Впечатляет энциклопедическая широта кругозора, уверенность, с которой Г. Чхартишвили поминает в связи с предметом своих изысканий эпохи, цивилизации, вероисповедания, философские и психиатрические системы. И все это не на “птичьем” языке высоколобых и без журналистской бойкости, а внятно, сдержанно и человечно. Естественностью тона исследование во многом обязано своеобразному юмору. Звучит шокирующе, учитывая тематику книги, но это так.
“Писатель и самоубийство” написана автором с сильным интеллектом, привыкшим доверять разуму, более того, человеком цивилизованным в лучшем смысле и добропорядочным. Не знаю, где как, а у нас такое мироощущение – редкость. В отечественной традиции добропорядочность опрометчиво считается родственницей ограниченности. (Эта традиция погорячилась и регулярно пожинает горькие плоды своей горячности.) Правда, порой автор впадает в грех рассудочности. Г. Чхартишвили не хуже моего знает, что мерить религиозное чувство либеральным аршином не очень целесообразно. Но когда доходит до дела, в голосе автора, случается, сквозит высокомерие рационалиста-интеллектуала. Верующий едва ли согласится, что ему “стреножили душу”, вряд ли нуждается в сочувствии и снисхождении. Он сам нам, чего доброго, посочувствует, ибо иго Его – благо и бремя Его легко. Абсолютная независимость суждения предполагает полное равнодушие и неучастие. Всякая привязанность кладет предел свободе, в том числе и интеллектуальной. Но некоторые мыслители, Пушкин например, даже настаивали на том, что поискам истины, чтобы не быть заведомо напрасными, совершенно необходимы пристрастность, эмоциональность: “…нет истины, где нет любви”. Впрочем, с толерантно-посторонним отношением к религиозности имеет дело подавляющее большинство современников. Так что Г. Чхартишвили просто высказал то, в чем мы, как правило, стесняемся признаться.

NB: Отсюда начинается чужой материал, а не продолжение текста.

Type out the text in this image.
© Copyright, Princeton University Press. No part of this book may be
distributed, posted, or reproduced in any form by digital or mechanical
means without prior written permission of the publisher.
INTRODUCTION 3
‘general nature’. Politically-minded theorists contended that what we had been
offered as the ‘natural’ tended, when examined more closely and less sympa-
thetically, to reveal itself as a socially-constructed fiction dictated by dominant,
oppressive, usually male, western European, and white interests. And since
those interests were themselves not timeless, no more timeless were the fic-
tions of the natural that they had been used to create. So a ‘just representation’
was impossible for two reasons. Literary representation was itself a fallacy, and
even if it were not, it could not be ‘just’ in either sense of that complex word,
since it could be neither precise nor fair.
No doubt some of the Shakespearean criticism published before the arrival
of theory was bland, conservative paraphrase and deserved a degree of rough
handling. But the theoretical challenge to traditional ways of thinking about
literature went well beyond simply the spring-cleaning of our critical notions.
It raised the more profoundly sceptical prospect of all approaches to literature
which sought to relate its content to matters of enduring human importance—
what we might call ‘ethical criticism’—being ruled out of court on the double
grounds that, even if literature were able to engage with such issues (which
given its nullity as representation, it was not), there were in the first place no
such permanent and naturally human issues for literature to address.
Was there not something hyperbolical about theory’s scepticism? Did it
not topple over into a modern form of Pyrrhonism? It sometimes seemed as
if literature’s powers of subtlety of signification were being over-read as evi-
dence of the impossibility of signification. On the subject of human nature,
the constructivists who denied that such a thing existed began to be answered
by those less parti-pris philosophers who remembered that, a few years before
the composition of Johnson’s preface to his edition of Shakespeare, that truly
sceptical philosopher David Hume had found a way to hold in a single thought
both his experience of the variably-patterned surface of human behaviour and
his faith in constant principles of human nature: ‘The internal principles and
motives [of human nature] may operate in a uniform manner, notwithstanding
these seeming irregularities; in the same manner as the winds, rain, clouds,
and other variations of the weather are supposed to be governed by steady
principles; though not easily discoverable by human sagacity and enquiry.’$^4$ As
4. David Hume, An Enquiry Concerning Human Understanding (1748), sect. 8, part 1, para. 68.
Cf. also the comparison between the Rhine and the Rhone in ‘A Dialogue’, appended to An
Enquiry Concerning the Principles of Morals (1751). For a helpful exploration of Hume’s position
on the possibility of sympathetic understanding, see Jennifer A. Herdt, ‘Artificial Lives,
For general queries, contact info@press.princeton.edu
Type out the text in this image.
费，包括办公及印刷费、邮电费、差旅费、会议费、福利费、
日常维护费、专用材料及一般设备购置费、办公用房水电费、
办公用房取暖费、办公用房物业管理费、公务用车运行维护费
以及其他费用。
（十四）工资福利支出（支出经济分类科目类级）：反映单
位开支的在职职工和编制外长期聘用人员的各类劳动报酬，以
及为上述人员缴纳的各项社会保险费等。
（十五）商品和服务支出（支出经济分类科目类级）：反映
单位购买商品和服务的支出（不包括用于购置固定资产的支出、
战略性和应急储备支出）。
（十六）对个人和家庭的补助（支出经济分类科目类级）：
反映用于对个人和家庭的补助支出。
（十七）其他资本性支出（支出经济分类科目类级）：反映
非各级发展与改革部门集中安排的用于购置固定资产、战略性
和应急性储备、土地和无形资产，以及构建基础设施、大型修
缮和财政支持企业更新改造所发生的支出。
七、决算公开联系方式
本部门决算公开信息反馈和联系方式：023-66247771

Смерть страшна. Но если взять себя в руки на какое-то время и рассудить трезво, придет на ум, что жизнь имеет цену и оправдание только в паре со смертью. Смерть – главный довод в защиту человека, иначе его несовершенство было бы вопиющим и непростительным. Смертность – основной источник жалости к себе и (при минимуме воображения) к другим. Старение, болезнь, умирание можно рассматривать не как причину смерти, а как побочные проявления принципиальной смертности человека. Нам, каковы мы были и есть, нечего делать с бессмертием. При самом оптимистическом взгляде на мироздание мы – всего лишь “гусеницы ангелов”, как красиво сказал Набоков, и хотя бы поэтому просто обязаны умереть. Если бы смерти не было, ее бы следовало придумать. Живи мы вечно, мы бы в конце концов поубивали самих себя чем ни попадя от отвращения к жизни и к себе же, а не уходили кротко после сеанса эвтаназии, “насыщенные днями”, как прогнозирует Г. Чхартишвили в жутковатой полусерьезной утопии. Хочется верить, что человек – слишком страстное и неразумное существо, чтобы пасть так низко (см. “Записки из подполья”). Стерильный рай – в этом я полностью согласен с автором – сделает самоубийство чуть ли не стопроцентной причиной летального исхода. Но этого не может быть, потому что не может быть никогда. Жизнь, по счастью, не сахар и всегда будет горька, именно поэтому за нее так цепляются и будут цепляться. Самоубийство, по счастью, останется проявлением силы или слабости сравнительно немногих. И всегда будет нести на себе печать чего-то отталкивающего и притягательного, героического и неправильного: ведь это, по ощущению, насилие не только над своей жизнью, но и над жизнью вообще.